太宰は桜の森の満開の下、夏目漱石は夢十夜が綺麗だな…
太宰治はなんで自殺なんてしちゃったんだろう。
こんなに素敵な小説が書けるのに…
分からないな…
颯太に聞いてみようかな。
早速ラインを開く
「颯太、なんで太宰治は自殺しちゃったの?」
「……メンタルの病気だったからだよ」
「メンタルの病気って何?」
「心の病ってやつ、全部完璧にこなしたいとか、周囲に評価されたいと思えば思うほどそうなる」
「そうなんだね…」
なかには自殺した人もいる…
辛い病気だ。
最近有名人の自殺が多い…悲しい世の中だ…
でも私は絶対負けない。
どこまでも生きたい。
親孝行がしたいから
*
「みんなおはっ」
挨拶をするとみんながワッと駈け寄ってくる。
いつも通り真っ先にみなが泣きついてくる。
「春ちゃん、テスト嫌だよー」
「私も無理…復習はしたんだけど、数学と理科もうダメかもしれない」
「ねー…一年の時からしっかり勉強しときゃ良かった…」
みなは家から一番近い普通科に行きたいらしい。
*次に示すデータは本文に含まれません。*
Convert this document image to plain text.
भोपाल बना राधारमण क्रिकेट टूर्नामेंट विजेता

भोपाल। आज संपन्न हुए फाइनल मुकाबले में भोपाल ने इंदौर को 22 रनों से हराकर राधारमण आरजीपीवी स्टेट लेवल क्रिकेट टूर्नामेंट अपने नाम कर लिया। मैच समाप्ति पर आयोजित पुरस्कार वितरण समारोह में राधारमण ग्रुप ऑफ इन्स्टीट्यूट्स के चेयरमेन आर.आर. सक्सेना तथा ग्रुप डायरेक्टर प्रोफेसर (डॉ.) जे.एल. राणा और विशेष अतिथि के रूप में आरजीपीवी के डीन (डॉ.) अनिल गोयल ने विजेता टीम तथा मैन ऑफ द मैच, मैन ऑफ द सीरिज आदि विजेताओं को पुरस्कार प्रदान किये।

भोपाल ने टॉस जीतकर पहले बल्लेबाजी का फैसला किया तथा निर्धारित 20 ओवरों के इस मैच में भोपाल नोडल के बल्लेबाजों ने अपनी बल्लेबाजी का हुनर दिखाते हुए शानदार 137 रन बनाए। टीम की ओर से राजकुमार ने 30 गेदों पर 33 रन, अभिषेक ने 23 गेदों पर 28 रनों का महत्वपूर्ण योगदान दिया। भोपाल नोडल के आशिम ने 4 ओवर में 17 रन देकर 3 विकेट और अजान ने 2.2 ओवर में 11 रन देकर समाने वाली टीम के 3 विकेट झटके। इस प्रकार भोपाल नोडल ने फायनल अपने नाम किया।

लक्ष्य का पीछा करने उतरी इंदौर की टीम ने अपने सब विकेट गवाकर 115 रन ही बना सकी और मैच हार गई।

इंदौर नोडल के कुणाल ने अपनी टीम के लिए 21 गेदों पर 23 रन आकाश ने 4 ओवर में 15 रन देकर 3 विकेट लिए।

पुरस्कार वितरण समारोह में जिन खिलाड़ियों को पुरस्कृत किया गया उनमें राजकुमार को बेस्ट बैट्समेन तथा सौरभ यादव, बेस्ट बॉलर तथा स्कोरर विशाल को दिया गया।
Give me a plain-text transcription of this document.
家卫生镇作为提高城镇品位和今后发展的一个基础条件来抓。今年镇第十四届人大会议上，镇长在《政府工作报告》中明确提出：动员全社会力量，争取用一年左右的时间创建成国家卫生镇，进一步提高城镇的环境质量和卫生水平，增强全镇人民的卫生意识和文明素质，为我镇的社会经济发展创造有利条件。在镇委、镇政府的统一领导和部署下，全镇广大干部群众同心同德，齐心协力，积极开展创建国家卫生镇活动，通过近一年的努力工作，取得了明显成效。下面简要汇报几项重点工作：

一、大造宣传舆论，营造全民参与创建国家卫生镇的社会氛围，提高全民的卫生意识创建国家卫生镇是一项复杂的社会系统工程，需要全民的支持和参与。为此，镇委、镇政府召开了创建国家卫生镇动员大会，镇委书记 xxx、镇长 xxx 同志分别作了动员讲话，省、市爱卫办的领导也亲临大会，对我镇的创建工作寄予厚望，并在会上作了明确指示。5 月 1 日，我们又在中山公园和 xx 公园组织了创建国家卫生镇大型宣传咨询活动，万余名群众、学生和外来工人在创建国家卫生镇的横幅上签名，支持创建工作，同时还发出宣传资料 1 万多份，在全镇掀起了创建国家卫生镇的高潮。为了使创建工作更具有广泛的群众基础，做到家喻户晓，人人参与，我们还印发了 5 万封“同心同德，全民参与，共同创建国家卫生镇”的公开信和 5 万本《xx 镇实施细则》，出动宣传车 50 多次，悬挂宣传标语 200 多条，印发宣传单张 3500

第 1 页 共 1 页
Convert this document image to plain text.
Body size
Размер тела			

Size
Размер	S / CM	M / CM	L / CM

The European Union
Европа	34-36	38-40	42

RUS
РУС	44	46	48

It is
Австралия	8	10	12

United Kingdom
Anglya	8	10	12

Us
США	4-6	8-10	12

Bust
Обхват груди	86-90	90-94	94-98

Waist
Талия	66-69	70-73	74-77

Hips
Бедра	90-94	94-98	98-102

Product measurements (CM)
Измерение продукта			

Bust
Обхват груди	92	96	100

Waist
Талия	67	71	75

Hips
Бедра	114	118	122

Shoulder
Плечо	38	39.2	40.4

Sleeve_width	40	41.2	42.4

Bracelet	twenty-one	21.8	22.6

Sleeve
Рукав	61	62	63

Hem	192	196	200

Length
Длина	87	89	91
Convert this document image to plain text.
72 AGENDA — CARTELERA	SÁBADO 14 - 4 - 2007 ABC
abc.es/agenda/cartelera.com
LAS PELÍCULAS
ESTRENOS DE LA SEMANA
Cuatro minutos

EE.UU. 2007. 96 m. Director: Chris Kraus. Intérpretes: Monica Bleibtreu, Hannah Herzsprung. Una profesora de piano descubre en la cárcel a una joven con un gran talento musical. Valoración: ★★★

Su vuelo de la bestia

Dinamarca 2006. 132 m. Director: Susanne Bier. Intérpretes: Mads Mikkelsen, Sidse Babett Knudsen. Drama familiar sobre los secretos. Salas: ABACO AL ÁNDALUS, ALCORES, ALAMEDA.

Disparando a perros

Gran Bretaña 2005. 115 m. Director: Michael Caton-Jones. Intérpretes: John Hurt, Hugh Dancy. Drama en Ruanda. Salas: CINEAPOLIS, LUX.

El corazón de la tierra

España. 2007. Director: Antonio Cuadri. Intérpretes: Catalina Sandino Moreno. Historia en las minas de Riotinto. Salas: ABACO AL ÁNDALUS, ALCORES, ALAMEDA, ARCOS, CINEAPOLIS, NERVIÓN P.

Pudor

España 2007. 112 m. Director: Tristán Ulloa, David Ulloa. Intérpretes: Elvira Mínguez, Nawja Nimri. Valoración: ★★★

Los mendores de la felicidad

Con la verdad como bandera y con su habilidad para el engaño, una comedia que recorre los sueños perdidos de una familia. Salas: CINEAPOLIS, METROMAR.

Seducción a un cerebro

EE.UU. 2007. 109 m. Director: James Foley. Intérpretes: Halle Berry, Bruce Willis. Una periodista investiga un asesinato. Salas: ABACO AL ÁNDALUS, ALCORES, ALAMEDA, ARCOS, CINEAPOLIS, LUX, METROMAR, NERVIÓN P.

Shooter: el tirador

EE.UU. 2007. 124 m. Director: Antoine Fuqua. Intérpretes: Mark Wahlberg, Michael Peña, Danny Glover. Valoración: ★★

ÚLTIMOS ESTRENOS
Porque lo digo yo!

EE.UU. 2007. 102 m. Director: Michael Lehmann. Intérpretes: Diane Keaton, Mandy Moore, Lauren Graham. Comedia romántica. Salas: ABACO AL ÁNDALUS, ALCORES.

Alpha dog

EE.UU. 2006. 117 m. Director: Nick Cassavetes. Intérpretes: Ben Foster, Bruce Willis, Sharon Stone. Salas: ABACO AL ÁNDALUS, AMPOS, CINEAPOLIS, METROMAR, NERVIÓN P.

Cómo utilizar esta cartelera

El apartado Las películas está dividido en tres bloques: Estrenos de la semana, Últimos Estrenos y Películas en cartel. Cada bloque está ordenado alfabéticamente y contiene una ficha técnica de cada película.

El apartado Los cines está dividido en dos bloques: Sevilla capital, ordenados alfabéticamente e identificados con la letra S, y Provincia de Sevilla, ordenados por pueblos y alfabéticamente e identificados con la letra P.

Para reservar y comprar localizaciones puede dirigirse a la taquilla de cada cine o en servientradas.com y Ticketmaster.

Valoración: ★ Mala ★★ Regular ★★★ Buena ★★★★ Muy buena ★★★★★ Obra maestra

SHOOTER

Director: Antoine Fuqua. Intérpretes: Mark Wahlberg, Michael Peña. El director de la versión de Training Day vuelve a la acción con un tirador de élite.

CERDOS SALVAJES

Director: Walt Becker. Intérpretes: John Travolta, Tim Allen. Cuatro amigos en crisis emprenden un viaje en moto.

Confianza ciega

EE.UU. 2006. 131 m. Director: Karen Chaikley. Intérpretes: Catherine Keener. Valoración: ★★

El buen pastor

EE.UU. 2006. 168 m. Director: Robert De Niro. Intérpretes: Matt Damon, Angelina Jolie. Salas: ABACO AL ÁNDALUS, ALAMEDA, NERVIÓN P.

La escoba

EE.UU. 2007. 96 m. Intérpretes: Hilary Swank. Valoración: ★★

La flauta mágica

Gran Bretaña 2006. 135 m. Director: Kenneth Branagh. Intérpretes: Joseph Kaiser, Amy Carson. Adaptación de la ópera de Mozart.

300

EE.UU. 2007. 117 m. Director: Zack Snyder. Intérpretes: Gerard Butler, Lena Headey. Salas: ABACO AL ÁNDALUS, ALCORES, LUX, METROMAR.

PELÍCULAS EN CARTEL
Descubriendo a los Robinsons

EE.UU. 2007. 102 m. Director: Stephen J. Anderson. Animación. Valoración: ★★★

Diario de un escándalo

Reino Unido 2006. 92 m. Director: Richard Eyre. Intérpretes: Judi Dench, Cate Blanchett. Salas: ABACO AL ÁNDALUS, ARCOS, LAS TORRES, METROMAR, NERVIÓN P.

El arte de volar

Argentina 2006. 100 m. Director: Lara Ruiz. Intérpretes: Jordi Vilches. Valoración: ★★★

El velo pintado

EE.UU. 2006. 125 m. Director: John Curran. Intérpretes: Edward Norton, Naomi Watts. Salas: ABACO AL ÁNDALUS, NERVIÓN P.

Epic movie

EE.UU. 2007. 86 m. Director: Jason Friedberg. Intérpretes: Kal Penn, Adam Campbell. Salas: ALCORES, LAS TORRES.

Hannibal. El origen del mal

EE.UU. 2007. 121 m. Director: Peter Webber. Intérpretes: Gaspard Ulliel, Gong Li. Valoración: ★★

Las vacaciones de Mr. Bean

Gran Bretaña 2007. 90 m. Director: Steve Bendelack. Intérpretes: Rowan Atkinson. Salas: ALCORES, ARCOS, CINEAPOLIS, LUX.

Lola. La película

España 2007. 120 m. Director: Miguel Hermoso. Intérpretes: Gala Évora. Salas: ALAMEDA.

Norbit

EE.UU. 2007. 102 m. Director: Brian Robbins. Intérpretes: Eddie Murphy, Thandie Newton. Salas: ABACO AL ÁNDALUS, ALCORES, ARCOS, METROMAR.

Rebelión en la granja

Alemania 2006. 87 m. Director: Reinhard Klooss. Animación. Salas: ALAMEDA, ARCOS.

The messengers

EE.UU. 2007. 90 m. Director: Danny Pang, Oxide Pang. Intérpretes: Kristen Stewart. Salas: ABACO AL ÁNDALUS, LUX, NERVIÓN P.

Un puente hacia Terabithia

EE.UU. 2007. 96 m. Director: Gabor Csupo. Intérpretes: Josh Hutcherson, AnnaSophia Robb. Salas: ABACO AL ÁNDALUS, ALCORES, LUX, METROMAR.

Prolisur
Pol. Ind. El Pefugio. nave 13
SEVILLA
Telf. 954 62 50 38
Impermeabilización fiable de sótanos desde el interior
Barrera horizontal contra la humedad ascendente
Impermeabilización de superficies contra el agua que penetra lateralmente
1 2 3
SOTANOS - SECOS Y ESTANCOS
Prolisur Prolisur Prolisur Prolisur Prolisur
私は電車で通わななければいけない、偏差値が一番高いところだ。勉強したいし、演劇もしたいから。
「でも暗殺の教室見てすごく気が楽になったよー」
「それなら良かったー」
そう、勉強なんて体の力を抜いて、自分の好きな教科に集中すればなんとなく分かるものなのだ。
HRのあと、先生が二学期末のテストを配り始める。
二学期末のテストが始まる。
あ、ここ真剣のゼミでやったとこ!
颯太に教えてもらっとこ!
友達に教えたところ!
解ける!!できる!
颯太に今度こそ勝てるかもしれない。
結果発表は3日後、すでにテストを解き終えて、みんなが書きなぐってるところを高みの見物だ。もちろん颯太も。
先生にバレないように隣で二人で笑いあっていた。